CMD30 FisMat2023 - Submission - View

Abstract title: Order, criticality, and excitations in the extended Falicov-Kimball model: A case study for the strong excitonic insulator candidate Ta2NiSe5
Submitting author: Holger Fehske
Affiliation: University Greifswald
Affiliation Address: Institute of Physics University Greifswald Felix-Hausdorff-Str. 6 17489 Greifswald Germany
Country: Germany
Other authors and affiliations: Ejima Satoshi (Quantumcomputing-Intiative, Hamburg, Germany), Lange Florian (Zentrum für Nationales Hochleistungsrechnen NHR@FAU, Erlangen, Germany), KanekoTatsuya (RIKEN Center for Emergent Matter Science, Wako, Saitama, Japan), Ohta Yukinori (Department of Physics, Chiba University, Chiba, Japan)
Abstract
We investigate the nature of excitonic  bound states and the emergence of exciton coherence in the one-dimensional half-filled extended Falicov-Kimball model (EFKM) by means of unbiased numerical techniques.
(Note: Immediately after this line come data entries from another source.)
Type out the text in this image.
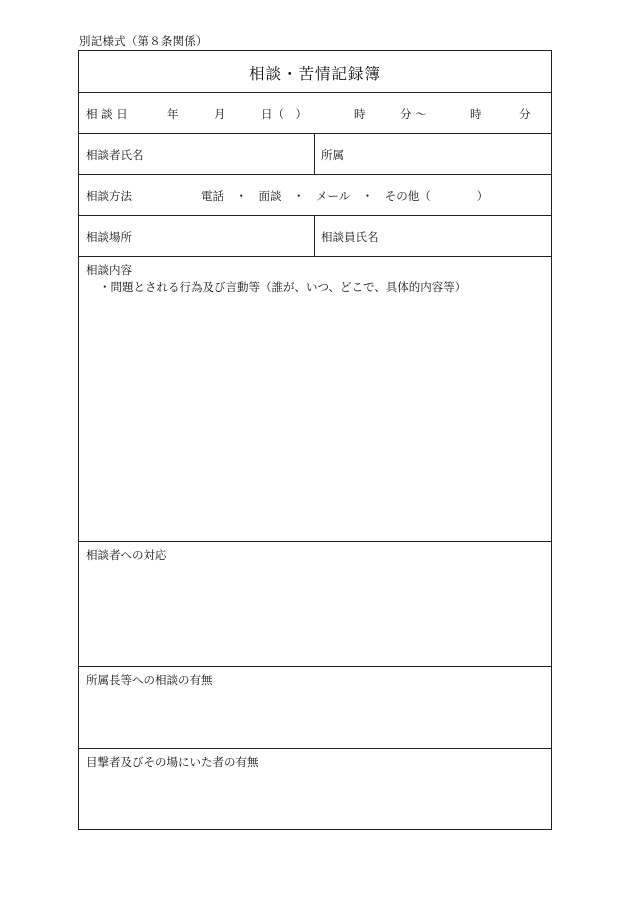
別記様式（第８条関係）
相談・苦情記録簿
相 談 日	年	月	日（　）	時	分 ～	時	分
相談者氏名	所属
相談方法	電話　・　面談　・　メール　・　その他（　　　　）
相談場所	相談員氏名
相談内容
・問題とされる行為及び言動等（誰が、いつ、どこで、具体的内容等）
相談者への対応
所属長等への相談の有無
目撃者及びその場にいた者の有無
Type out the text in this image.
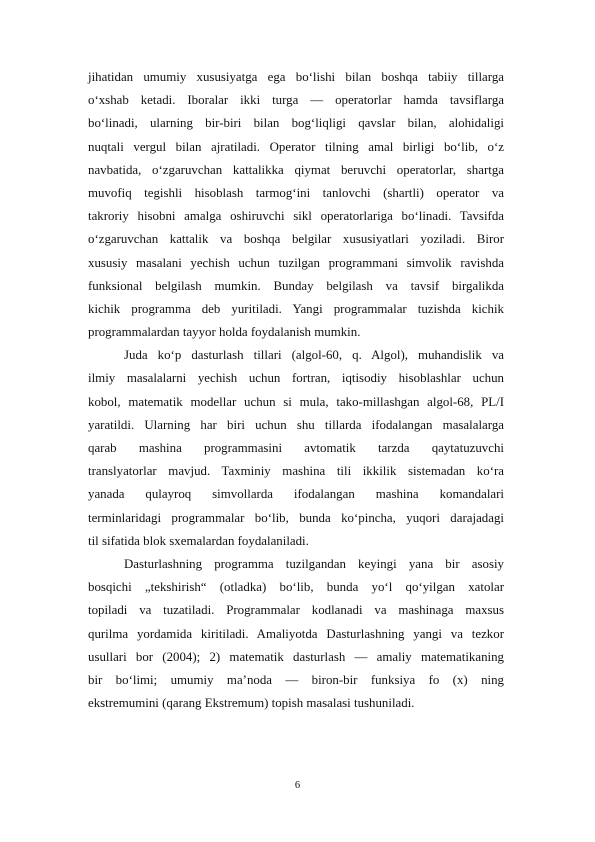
jihatidan umumiy xususiyatga ega boʻlishi bilan boshqa tabiiy tillarga
oʻxshab ketadi. Iboralar ikki turga — operatorlar hamda tavsiflarga
boʻlinadi, ularning bir-biri bilan bogʻliqligi qavslar bilan, alohidaligi
nuqtali vergul bilan ajratiladi. Operator tilning amal birligi boʻlib, oʻz
navbatida, oʻzgaruvchan kattalikka qiymat beruvchi operatorlar, shartga
muvofiq tegishli hisoblash tarmogʻini tanlovchi (shartli) operator va
takroriy hisobni amalga oshiruvchi sikl operatorlariga boʻlinadi. Tavsifda
oʻzgaruvchan kattalik va boshqa belgilar xususiyatlari yoziladi. Biror
xususiy masalani yechish uchun tuzilgan programmani simvolik ravishda
funksional belgilash mumkin. Bunday belgilash va tavsif birgalikda
kichik programma deb yuritiladi. Yangi programmalar tuzishda kichik
programmalardan tayyor holda foydalanish mumkin.
Juda koʻp dasturlash tillari (algol-60, q. Algol), muhandislik va
ilmiy masalalarni yechish uchun fortran, iqtisodiy hisoblashlar uchun
kobol, matematik modellar uchun si mula, tako-millashgan algol-68, PL/I
yaratildi. Ularning har biri uchun shu tillarda ifodalangan masalalarga
qarab mashina programmasini avtomatik tarzda qaytatuzuvchi
translyatorlar mavjud. Taxminiy mashina tili ikkilik sistemadan koʻra
yanada qulayroq simvollarda ifodalangan mashina komandalari
terminlaridagi programmalar boʻlib, bunda koʻpincha, yuqori darajadagi
til sifatida blok sxemalardan foydalaniladi.
Dasturlashning programma tuzilgandan keyingi yana bir asosiy
bosqichi „tekshirish“ (otladka) boʻlib, bunda yoʻl qoʻyilgan xatolar
topiladi va tuzatiladi. Programmalar kodlanadi va mashinaga maxsus
qurilma yordamida kiritiladi. Amaliyotda Dasturlashning yangi va tezkor
usullari bor (2004); 2) matematik dasturlash — amaliy matematikaning
bir boʻlimi; umumiy maʼnoda — biron-bir funksiya fo (x) ning
ekstremumini (qarang Ekstremum) topish masalasi tushuniladi.
6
The EFKM ground-state phase diagram  exhibits, besides band-insulator and staggered orbital ordered phases, an excitonic insulator (EI) state with power-law correlations. The criticality of the EI state shows up in the von Neumann entropy. The anomalous spectral function and condensation amplitude provide the binding energy and coherence length of the electron-hole pairs which, on their part, point towards a Coulomb interaction driven crossover from BCS-like electron-hole pairing fluctuations to tightly bound excitons.  In a non-equilibrium situation, we demonstrate photoinduced pairing of electron and holes as well as metallization  of the EI. In the latter case, an extra band appears above the Fermi energy after pulse irradiation, indicating an insulator-to-metal quantum phase transition.  For model parameters best suited for Ta2NiSe5 the photoemission spectrum develops a weak but clearly visible two-peak structure around the Fermi momenta k≃±kF, suggesting that Ta2NiSe5 embodies an EI of BCS-like type. At higher temperatures, the leakage of the conduction-electron band beyond the Fermi energy becomes distinct, which might serve as an explanation for the bare non-interacting band structure seen in time- and angle-resolved photoemission spectroscopy experiments.   References: [1] S. Ejima, T. Kaneko, Y. Ohta, and H. Fehske, Order, criticality, and excitations in the extended Falicov-Kimball model, Phys. Rev. Lett. 112, 026401 (2014). [2] S. Ejima, F. Lange, and H. Fehske, Finite-temperature photoemission in the extended Falicov-Kimball model: a case study for Ta2NiSe5,  SciPost Phys.10, 077 (2021). [3] S. Ejima, F. Lange, and H. Fehske, Photoinduced metallization of excitonic insulators, Phys. Rev. B 105, 245126 (2022).